Seidik Abba : Ce qui est le plus facile à faire, c'est déjà sur le plan militaire, au-delà de ce qu'ont fait aujourd'hui les opérations conjointes des trois pays, les forces vont être mélangées pour avoir des brigades mixtes, avec sans doute des efforts d'interopérabilité. Sur ce plan-là, des choses vont aller, vont aller très vite. J'imagine aussi sur le volet économique et développement, sans compter maintenant la possibilité qu'ils ont évoqué, de créer par exemple une compagnie aérienne commune des pays membres de l'AES. Ce qui est important, c'est que dans ce schéma-là, les pays ont dit qu'ils vont d'abord compter sur eux-mêmes, sur leurs propres ressources avant de commencer à compter sur les contributions extérieures, ce qui est un changement de paradigme.

Était-ce nécessaire pour cela de sortir de la Cédéao ?

Il est évident que les critiques qui ont été formulées par les trois États sont recevables sur plusieurs aspects. Mais de là à sortir de la Cédéao, me semble être un recul dans l'intégration régionale. Surtout, l'Afrique de l'Ouest était quand même citée comme exemple d'intégration régionale. Donc pour moi, la Confédération de l'Alliance du Sahel n'est pas incompatible avec la présence dans la Cédéao.

Alors ces pays ont quitté la Cédéao en janvier dernier, mais la Cédéao essaie toujours de les faire revenir. Elle a nommé pour cela le président sénégalais médiateur, est-ce qu'il a des chances d’aboutir ?

Les sanctions qui ont été imposées à ces pays-là ont été prises avant qu'il [le président sénégalais, NDLR] ne devienne chef de l'État, donc il n'est pas tenu à Niamey, à Bamako, à Ouagadougou comme comptable des sanctions qui ont été données, ça, c'est un avantage. Le fait aussi qu'il ait pris une posture souverainiste que ces pays partagent en disant qu’il faut un nouvel ordre, de nouvelles relations entre nous et nos anciens partenaires, particulièrement la France. Tout cela fait que son discours peut être recevable. Mais maintenant, tout dépendra de ce qu'il mettra sur la table.

Est-ce que leur retrait ne pourrait pas avoir à terme des conséquences sur leur appartenance à la zone francs ?

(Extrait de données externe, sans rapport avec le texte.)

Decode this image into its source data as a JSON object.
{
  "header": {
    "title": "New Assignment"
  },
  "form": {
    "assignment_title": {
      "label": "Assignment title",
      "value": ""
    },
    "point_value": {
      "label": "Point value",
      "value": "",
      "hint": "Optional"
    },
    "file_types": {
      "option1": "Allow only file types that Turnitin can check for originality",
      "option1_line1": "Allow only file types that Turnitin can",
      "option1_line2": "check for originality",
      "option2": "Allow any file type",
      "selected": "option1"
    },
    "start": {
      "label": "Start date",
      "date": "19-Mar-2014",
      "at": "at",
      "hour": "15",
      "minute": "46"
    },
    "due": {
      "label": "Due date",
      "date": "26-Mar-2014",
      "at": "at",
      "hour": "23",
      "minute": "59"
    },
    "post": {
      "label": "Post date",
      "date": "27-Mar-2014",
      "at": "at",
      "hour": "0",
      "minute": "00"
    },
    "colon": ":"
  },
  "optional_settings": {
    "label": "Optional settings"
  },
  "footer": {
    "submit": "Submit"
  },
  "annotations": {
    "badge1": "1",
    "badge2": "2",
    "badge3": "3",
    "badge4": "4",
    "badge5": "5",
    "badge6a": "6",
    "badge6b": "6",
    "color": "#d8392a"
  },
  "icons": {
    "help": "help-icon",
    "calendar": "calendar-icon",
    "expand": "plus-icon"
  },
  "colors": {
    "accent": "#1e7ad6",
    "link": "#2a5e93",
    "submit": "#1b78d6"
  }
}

Très concrètement, les échanges économiques du Mali se font principalement avec la Côte d'Ivoire et le Sénégal et non avec le Niger et lui-même le Burkina Faso, il y a 5 000 000 au moins de Burkinabès en Côte d'Ivoire, donc les intérêts sont encore entremêlés avec ces deux autres pays. S’ils sortent du franc CFA, ça pourrait avoir des conséquences. Je n'ai pas l'impression qu’on en mesure les conséquences souvent quand on entend un certain nombre de discours se faire à Bamako, à Niamey ou à Ouagadougou.

Après le sommet de l’AES ce samedi et celui de la Cédéao ce dimanche la fissure semble très nette entre deux blocs dans la sous-région, l'un qui est proche de la Russie et l'autre des pays occidentaux. Est-ce que les tensions internationales alimentent ce conflit ?

Je crois qu’un certain nombre de partenaires occidentaux, particulièrement la France, doivent intégrer que l'Afrique est devenue un terrain de compétition et ce qui s'est fait pendant le pré carré et ne peut plus se faire aujourd'hui. Il y a une évolution. Pour moi il faut absolument sortir du schéma manichéen qui consiste à dire « voilà les partenaires nouveaux sont bons, les partenaires anciens sont mauvais ».

Les opposants disent que la création de cette Confédération et la sortie de la Cédéao, c'est pour que les militaires qui ont pris le pouvoir dans ces trois pays puissent s'y maintenir, qu'en pensez-vous ?

Je ne suis pas sûr que ce soit la raison exclusive, mais le fait que ces pays n’aient plus à rendre compte à la Cédéao n’aient plus à négocier un agenda…

Vous voulez parler d'un calendrier électoral, c'est ça ?

Oui, les pouvoirs qui sont en place dans ces capitales décident aujourd'hui, sans devoir rendre compte à qui que ce soit, de la possibilité de prolonger ou de rester indéfiniment.

Alors la création de cette Confédération n'a suscité apparemment aucune réaction populaire, aucun engouement. Est-ce que ce silence est surprenant pour vous ? Comment l'expliquez-vous ?

Le rétrécissement de l'espace civique, l'absence de possibilité d'avoir des activités politiques ou des activités parapolitiques font qu’on n'a pas un instrument de mesure de la popularité de la mesure puisque, à part le Burkina qui a fait passer par l'autorité législative de transition sa décision d'adhérer à l'AES, dans les deux autres pays, il n'y a pas eu de discussion pour donner une onction populaire, pour donner une certaine légitimité à cela et compte tenu du contexte, je ne suis pas étonné qu’on n'ait pas vu de manifestation, qu'on n'ait pas vu de déclaration, parce que ceux qui peuvent réagir à cela, principalement à l'intérieur des pays, n'ont plus d'espace pour pouvoir le faire.